Investment

Details

Strongyloides stercoralis Rapid Test Plus (SsRT+): A new rapid diagnostic test with improved ease of use to support WHO strongyloidiasis control programs.
  • RFP Year
    2025
  • Awarded Amount
    $5,665,961
  • Disease
    NTD(Soil-transmitted helminthiasis)
  • Intervention
    Diagnostic
  • Development Stage
    Product Design
  • Collaboration Partners
    Medical & Biological Laboratories Co., Ltd. ,  IRCCS Sacro Cuore Don Calabria Hospital ,  QIMR Berghofer Medical Research institute ,  Fundacion Mundo Sano ,  Big Eye Diagnostics, Inc. (BEDx) ,  Drugs and Diagnostics for Tropical Diseases

Introduction and Background of the Project

Introduction

Strongyloidiasis is a neglected tropical disease (NTD) caused by the parasitic roundworm Strongyloides stercoralis, which inhabits the mucosa of the small intestines in infected individuals. As S. stercoralis can infect people through contact with contaminated soil or water, it is commonly included among the soil-transmitted helminths (STHs). Strongyloidiasis is present in more than 70 countries worldwide, including some high-income countries, and may affect up to 600 million people globally, according to some estimates.
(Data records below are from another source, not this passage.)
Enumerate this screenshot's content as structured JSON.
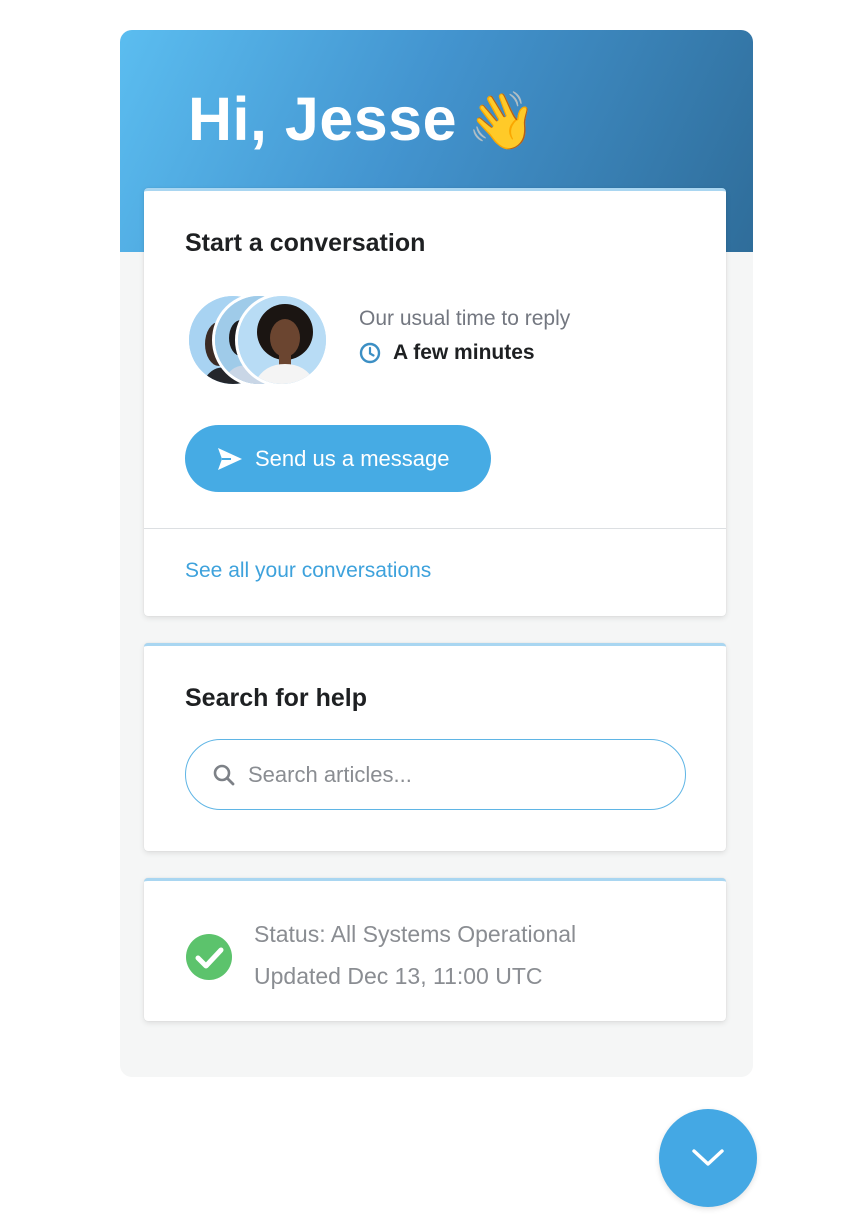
{
  "header": {
    "greeting": "Hi, Jesse",
    "wave_emoji": "👋"
  },
  "conversation_card": {
    "title": "Start a conversation",
    "reply_label": "Our usual time to reply",
    "reply_time": "A few minutes",
    "clock_icon": "clock-icon",
    "send_button_label": "Send us a message",
    "send_icon": "paper-plane-icon",
    "see_all_link": "See all your conversations"
  },
  "search_card": {
    "title": "Search for help",
    "placeholder": "Search articles...",
    "value": "",
    "icon": "search-icon"
  },
  "status_card": {
    "status_text": "Status: All Systems Operational",
    "updated_text": "Updated Dec 13, 11:00 UTC",
    "icon": "check-circle-icon"
  },
  "launcher": {
    "icon": "chevron-down-icon"
  },
  "colors": {
    "accent": "#46abe4",
    "link": "#3ea2dc",
    "header_gradient_start": "#5bbdf0",
    "header_gradient_end": "#2f6d9a",
    "status_ok": "#5cc36c"
  }
}
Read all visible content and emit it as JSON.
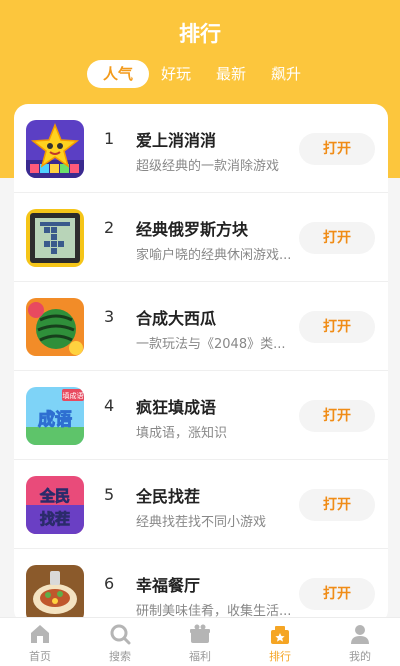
{
  "header": {
    "title": "排行"
  },
  "tabs": [
    {
      "label": "人气",
      "active": true
    },
    {
      "label": "好玩",
      "active": false
    },
    {
      "label": "最新",
      "active": false
    },
    {
      "label": "飙升",
      "active": false
    }
  ],
  "games": [
    {
      "rank": "1",
      "name": "爱上消消消",
      "desc": "超级经典的一款消除游戏",
      "button": "打开",
      "icon": "star-puzzle-icon"
    },
    {
      "rank": "2",
      "name": "经典俄罗斯方块",
      "desc": "家喻户晓的经典休闲游戏...",
      "button": "打开",
      "icon": "tetris-icon"
    },
    {
      "rank": "3",
      "name": "合成大西瓜",
      "desc": "一款玩法与《2048》类...",
      "button": "打开",
      "icon": "watermelon-icon"
    },
    {
      "rank": "4",
      "name": "疯狂填成语",
      "desc": "填成语，涨知识",
      "button": "打开",
      "icon": "idiom-icon"
    },
    {
      "rank": "5",
      "name": "全民找茬",
      "desc": "经典找茬找不同小游戏",
      "button": "打开",
      "icon": "spot-difference-icon"
    },
    {
      "rank": "6",
      "name": "幸福餐厅",
      "desc": "研制美味佳肴，收集生活...",
      "button": "打开",
      "icon": "restaurant-icon"
    }
  ],
  "icon_texts": {
    "idiom": "成语",
    "spot1": "全民",
    "spot2": "找茬",
    "badge": "填成语"
  },
  "nav": [
    {
      "label": "首页",
      "icon": "home-icon",
      "active": false
    },
    {
      "label": "搜索",
      "icon": "search-icon",
      "active": false
    },
    {
      "label": "福利",
      "icon": "gift-icon",
      "active": false
    },
    {
      "label": "排行",
      "icon": "ranking-icon",
      "active": true
    },
    {
      "label": "我的",
      "icon": "profile-icon",
      "active": false
    }
  ],
  "colors": {
    "primary": "#fcc63d",
    "accent": "#f08c16",
    "nav_active": "#f5a524"
  }
}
If left untreated, strongyloidiasis can have different manifestations, ranging from subclinical to severe, and may even lead to fatal complications in immunosuppressed people. Despite these alarming facts, strongyloidiasis has remained ‘the silent NTD’, with little attention in epidemiological surveys or control programs, largely due to the complexities in accurate diagnosis and the lack of a gold-standard diagnostic method. Moreover, the widely used mass drug administration (MDA) targeting STH infection (i.e., single-dose albendazole or mebendazole) has no, or only very low, efficacy against Strongyloides spp., thus the infection has largely remained unchecked. Recognizing this, the WHO issued a guideline on preventive chemotherapy with ivermectin for public health control of strongyloidiasis in July 2024, followed by a target product profile (TPP) for S. stercoralis diagnostics, which was published for public consultation in May 2025. Releasing a TPP is the strongest signal the WHO can give to underline the urgency of developing new diagnostics and making them available to strongyloidiasis control programs.

 

Project objective

The overarching goal of this project is to deliver an easy-to-use, low-cost point-of-care test to detect S. stercoralis infection. The new test, termed S. stercoralis Rapid Test Plus (SsRT+), will be an improved version of SsRapid, which was developed and validated by the Consultant, Prof. R. Noordin, and has been shown to be 80-97% sensitive and 90-100% specific in a series of laboratory and field studies. A first SsRT+ prototype has already been generated, which showed diagnostic performance comparable to, or better than, SsRapid. SsRT+ will be fully optimized in this project to meet all key criteria of the new TPP for S. stercoralis diagnostics. SsRT+ will come with a complete set of diagnostic performance data generated in a large, multi-center study involving two independent laboratories (UKM, IRCCS) and two field evaluations, in Australia (QIMR Berghofer) and Argentina (Mundo Sano), as well as a high-throughput, automated ISO-13485 compliant manufacturing process. Thus, at the end of the proposed project, SsRT+ will be ready for regulatory review and approval by the Expert Review Panel for Diagnostics (ERPD), followed by programmatic adoption by the WHO and commercialization starting in 2028. Designed for use with blood (fingerstick or venous), serum/plasma, or dried blood spot (DBS) in countries with limited or no technical infrastructure, SsRT+ will address an urgent unmet need of WHO strongyloidiasis control programs.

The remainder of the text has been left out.